The Midlife Maze – Navigating Life’s Uncertainties with Calm and Grace
It is said in psychology that a mid life crisis happens at a point where you start thinking of yourself from now until death instead
I am so sad. My eyes feel that heavy, heaviness and I try to keep pushing on. I don’t really say anything because what is the point? It seems so redundant. Ok get up, take a shower you will feel better. Nope. Ok make lunch and start cleaning the kitchen. Nope. Ok put on some of your favorite music. Nope. Ok positive thoughts, when you are grateful you can’t be anxious or sad I’m told. Nope. In fact positive thinking just makes me more upset of why I can’t get there today. Nobody needs you like this Michelle, nobody wants you like this, where is she, where is the fun one, where is the energetic and happy girl. Nope. She is just not there and right now I don’t know how to get her back. I decide to write to see if I can figure out just what the hell my problem is.
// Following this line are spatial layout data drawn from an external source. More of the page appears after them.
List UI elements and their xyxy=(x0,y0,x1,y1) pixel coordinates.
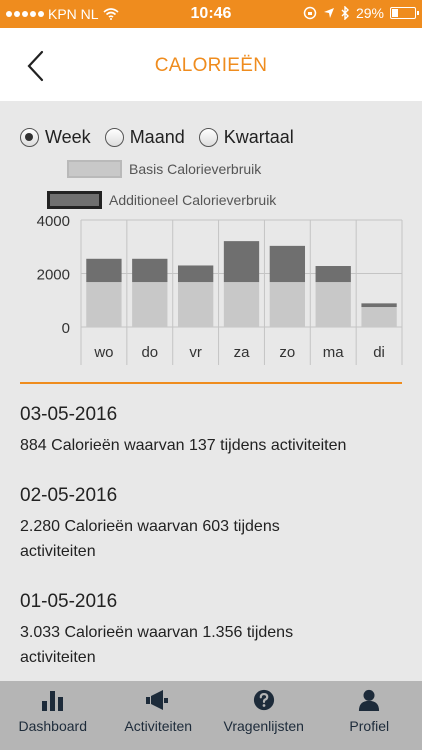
battery-percent: 29% xyxy=(355,5,384,21)
location-icon xyxy=(323,8,334,18)
radio-month[interactable]: Maand xyxy=(104,127,185,148)
tab-label: Activiteiten xyxy=(124,718,193,734)
entry-description: 2.280 Calorieën waarvan 603 tijdens acti… xyxy=(20,518,280,560)
megaphone-icon xyxy=(146,690,169,710)
bar-base-wo xyxy=(86,282,122,327)
y-tick-label: 2000 xyxy=(37,267,70,284)
bar-base-di xyxy=(361,307,397,327)
x-tick-label: do xyxy=(141,344,158,361)
status-bar: KPN NL 10:46 29% xyxy=(0,0,422,28)
tab-profile[interactable]: Profiel xyxy=(317,681,422,750)
bar-additional-do xyxy=(132,258,168,283)
radio-label: Kwartaal xyxy=(223,127,294,147)
bar-chart-icon xyxy=(41,691,63,711)
rotation-lock-icon xyxy=(303,6,317,20)
entry-description: 884 Calorieën waarvan 137 tijdens activi… xyxy=(20,437,347,454)
tab-label: Profiel xyxy=(349,718,390,734)
radio-week[interactable]: Week xyxy=(20,127,91,148)
legend-label-base: Basis Calorieverbruik xyxy=(129,161,262,177)
legend-swatch-additional xyxy=(47,191,102,209)
bar-base-za xyxy=(223,282,260,327)
nav-bar: CALORIEËN xyxy=(0,28,422,101)
battery-icon xyxy=(390,7,419,19)
radio-label: Week xyxy=(45,127,91,147)
entry-date: 01-05-2016 xyxy=(20,591,118,612)
person-icon xyxy=(359,689,380,711)
tab-dashboard[interactable]: Dashboard xyxy=(0,681,106,750)
x-tick-label: zo xyxy=(279,344,295,361)
bar-additional-vr xyxy=(177,265,214,283)
list-item: 01-05-2016 3.033 Calorieën waarvan 1.356… xyxy=(20,591,350,670)
bar-additional-zo xyxy=(269,245,306,283)
tab-bar: Dashboard Activiteiten Vragenlijsten Pro… xyxy=(0,681,422,750)
radio-circle[interactable] xyxy=(198,128,218,147)
period-selector: Week Maand Kwartaal xyxy=(20,127,308,148)
bar-additional-ma xyxy=(315,266,351,283)
tab-activities[interactable]: Activiteiten xyxy=(106,681,212,750)
status-time: 10:46 xyxy=(190,5,232,22)
signal-icon xyxy=(6,11,44,17)
radio-label: Maand xyxy=(129,127,185,147)
x-tick-label: di xyxy=(373,344,385,361)
tab-questionnaires[interactable]: Vragenlijsten xyxy=(211,681,317,750)
bluetooth-icon xyxy=(341,6,349,20)
y-tick-label: 4000 xyxy=(37,213,70,230)
legend-additional: Additioneel Calorieverbruik xyxy=(47,191,276,209)
bar-base-do xyxy=(132,282,168,327)
carrier-name: KPN NL xyxy=(48,6,99,22)
legend-base: Basis Calorieverbruik xyxy=(67,160,261,178)
y-tick-label: 0 xyxy=(62,320,70,337)
bar-additional-wo xyxy=(86,258,122,283)
page-title: CALORIEËN xyxy=(154,55,268,76)
entry-date: 03-05-2016 xyxy=(20,404,118,425)
question-icon xyxy=(253,689,274,711)
legend-swatch-base xyxy=(67,160,122,178)
back-chevron-icon[interactable] xyxy=(22,48,52,84)
tab-label: Vragenlijsten xyxy=(223,718,304,734)
entry-date: 02-05-2016 xyxy=(20,485,118,506)
bar-base-vr xyxy=(177,282,214,327)
x-tick-label: za xyxy=(234,344,251,361)
x-tick-label: ma xyxy=(323,344,344,361)
x-tick-label: vr xyxy=(189,344,202,361)
list-item: 02-05-2016 2.280 Calorieën waarvan 603 t… xyxy=(20,485,350,564)
calorie-chart: 0 2000 4000 wo do vr za zo ma di xyxy=(37,213,403,365)
divider xyxy=(20,382,402,384)
legend-label-additional: Additioneel Calorieverbruik xyxy=(109,192,277,208)
bar-base-ma xyxy=(315,282,351,327)
entry-description: 3.033 Calorieën waarvan 1.356 tijdens ac… xyxy=(20,624,294,666)
radio-quarter[interactable]: Kwartaal xyxy=(198,127,294,148)
bar-additional-za xyxy=(223,241,260,283)
wifi-icon xyxy=(103,8,119,20)
bar-base-zo xyxy=(269,282,306,327)
list-item: 03-05-2016 884 Calorieën waarvan 137 tij… xyxy=(20,404,410,458)
bar-additional-di xyxy=(361,303,397,308)
tab-label: Dashboard xyxy=(18,718,88,734)
radio-circle[interactable] xyxy=(104,128,124,147)
radio-circle[interactable] xyxy=(20,128,39,147)
x-tick-label: wo xyxy=(93,344,113,361)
Why is what I do never enough? Why is it never enough for other people and for me? When can I attain perfection when I am proud of myself? When do I get there, how do I get there? I feel like a piece of shit on the lawn, if you run into me you will just get more shit all over yourself. I’ll bring you down into my shithole. So I try everything to not bring you down with me. Keep quiet I think, maybe people won’t notice the stench. Maybe if I stay really, really quiet, no one will be able to find me because I won’t stink so much. The piece of shit and I are laying out there fully exposed, but we wish we were hidden so we could stink in peace.
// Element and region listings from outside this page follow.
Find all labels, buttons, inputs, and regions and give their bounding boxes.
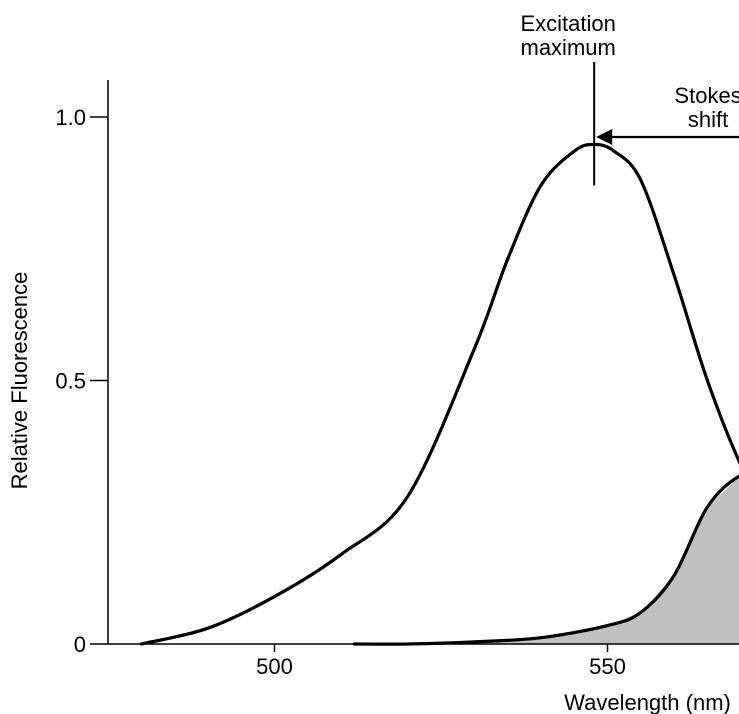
y-tick-label: 1.0 [55,105,86,130]
x-tick-label: 500 [256,654,293,679]
series-layer [139,142,739,646]
y-tick-label: 0.5 [55,369,86,394]
axis-layer: 50055060065000.51.0 [55,80,739,679]
annotation-layer: ExcitationmaximumEmissionmaximumStokessh… [520,11,739,186]
overlap-area [354,476,739,644]
overlap-fill-layer [354,476,739,644]
x-tick-label: 550 [589,654,626,679]
stokes-shift-label: Stokes shift [674,83,739,132]
stokes-shift-arrowhead-left [596,129,613,145]
x-axis-label: Wavelength (nm) [564,690,731,714]
y-tick-label: 0 [74,632,86,657]
excitation-curve [139,142,739,646]
excitation-maximum-label: Excitation maximum [520,11,615,60]
emission-curve [352,474,739,646]
y-axis-label: Relative Fluorescence [7,272,32,490]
At this point the piece of shit and I are useless, the only thing we are is a hazard. If you leave us long enough though we will turn into something else. We have a chance to be something else, if you just give us time. We have nutrients that make beautiful things grow all around us. Sometimes we just can’t change who we are right now but in time we may become something better than we imagined. Sometimes it’s important to just leave things where they are and try not to figure out how to change them in that moment. Give them time.
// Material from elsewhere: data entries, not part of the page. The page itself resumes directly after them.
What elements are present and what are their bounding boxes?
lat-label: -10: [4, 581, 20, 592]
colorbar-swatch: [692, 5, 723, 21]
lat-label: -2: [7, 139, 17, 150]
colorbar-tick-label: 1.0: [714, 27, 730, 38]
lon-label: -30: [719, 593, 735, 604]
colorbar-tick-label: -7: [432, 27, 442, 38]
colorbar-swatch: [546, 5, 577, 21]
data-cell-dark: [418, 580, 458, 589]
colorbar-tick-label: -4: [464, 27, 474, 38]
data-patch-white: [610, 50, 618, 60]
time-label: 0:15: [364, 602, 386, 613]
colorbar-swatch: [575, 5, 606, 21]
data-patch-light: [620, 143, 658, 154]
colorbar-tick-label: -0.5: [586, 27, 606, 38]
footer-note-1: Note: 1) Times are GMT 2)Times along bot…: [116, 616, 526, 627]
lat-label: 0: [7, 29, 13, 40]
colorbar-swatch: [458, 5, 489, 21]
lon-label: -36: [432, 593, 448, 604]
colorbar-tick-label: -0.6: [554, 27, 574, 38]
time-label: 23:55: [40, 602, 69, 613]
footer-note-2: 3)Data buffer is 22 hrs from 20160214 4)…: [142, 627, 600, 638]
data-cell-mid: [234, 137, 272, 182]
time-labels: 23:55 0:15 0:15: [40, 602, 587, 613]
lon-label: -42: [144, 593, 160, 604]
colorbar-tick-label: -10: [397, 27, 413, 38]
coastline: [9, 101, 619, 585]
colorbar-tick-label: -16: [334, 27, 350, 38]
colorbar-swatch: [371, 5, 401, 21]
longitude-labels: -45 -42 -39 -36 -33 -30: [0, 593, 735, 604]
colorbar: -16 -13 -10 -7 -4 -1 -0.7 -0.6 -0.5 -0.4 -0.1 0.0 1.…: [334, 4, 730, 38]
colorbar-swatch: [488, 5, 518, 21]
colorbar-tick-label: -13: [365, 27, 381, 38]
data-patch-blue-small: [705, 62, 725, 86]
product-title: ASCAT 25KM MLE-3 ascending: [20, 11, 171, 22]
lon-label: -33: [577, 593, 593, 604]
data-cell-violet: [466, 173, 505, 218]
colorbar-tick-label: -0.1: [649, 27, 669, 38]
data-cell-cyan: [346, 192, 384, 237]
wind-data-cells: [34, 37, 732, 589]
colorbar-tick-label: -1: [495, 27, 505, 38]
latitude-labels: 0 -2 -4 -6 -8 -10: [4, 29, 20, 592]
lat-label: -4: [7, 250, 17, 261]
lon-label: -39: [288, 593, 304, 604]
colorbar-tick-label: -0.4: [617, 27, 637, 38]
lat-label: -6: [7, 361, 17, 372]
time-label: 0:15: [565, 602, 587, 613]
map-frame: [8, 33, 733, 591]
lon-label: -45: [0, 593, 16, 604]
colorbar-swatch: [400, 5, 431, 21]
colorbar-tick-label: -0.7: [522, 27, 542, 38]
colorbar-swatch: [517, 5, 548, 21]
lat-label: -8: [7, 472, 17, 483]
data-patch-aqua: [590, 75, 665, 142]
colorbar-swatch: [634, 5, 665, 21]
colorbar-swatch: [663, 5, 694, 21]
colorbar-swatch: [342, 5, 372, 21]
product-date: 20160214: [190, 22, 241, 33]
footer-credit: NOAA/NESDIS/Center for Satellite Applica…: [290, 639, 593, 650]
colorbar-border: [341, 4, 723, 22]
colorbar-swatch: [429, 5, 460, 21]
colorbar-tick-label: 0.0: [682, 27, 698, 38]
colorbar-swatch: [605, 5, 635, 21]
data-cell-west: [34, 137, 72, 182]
What a strange analogy but it does make me believe that even though I could feel so low right now, maybe it isn’t important to try to clean me up or fix me right now because eventually all the essentials of what make me who I am will turn into what I was meant to be all along. It also doesn’t matter if there is a 1000 pieces of grass that grow from my manure or there is just a few really, really beautiful flowers that without me, never would have saw their own petals. Focus on those, the thousands of pieces of grass probably would have come up anyway without you but those flowers never had a chance without you.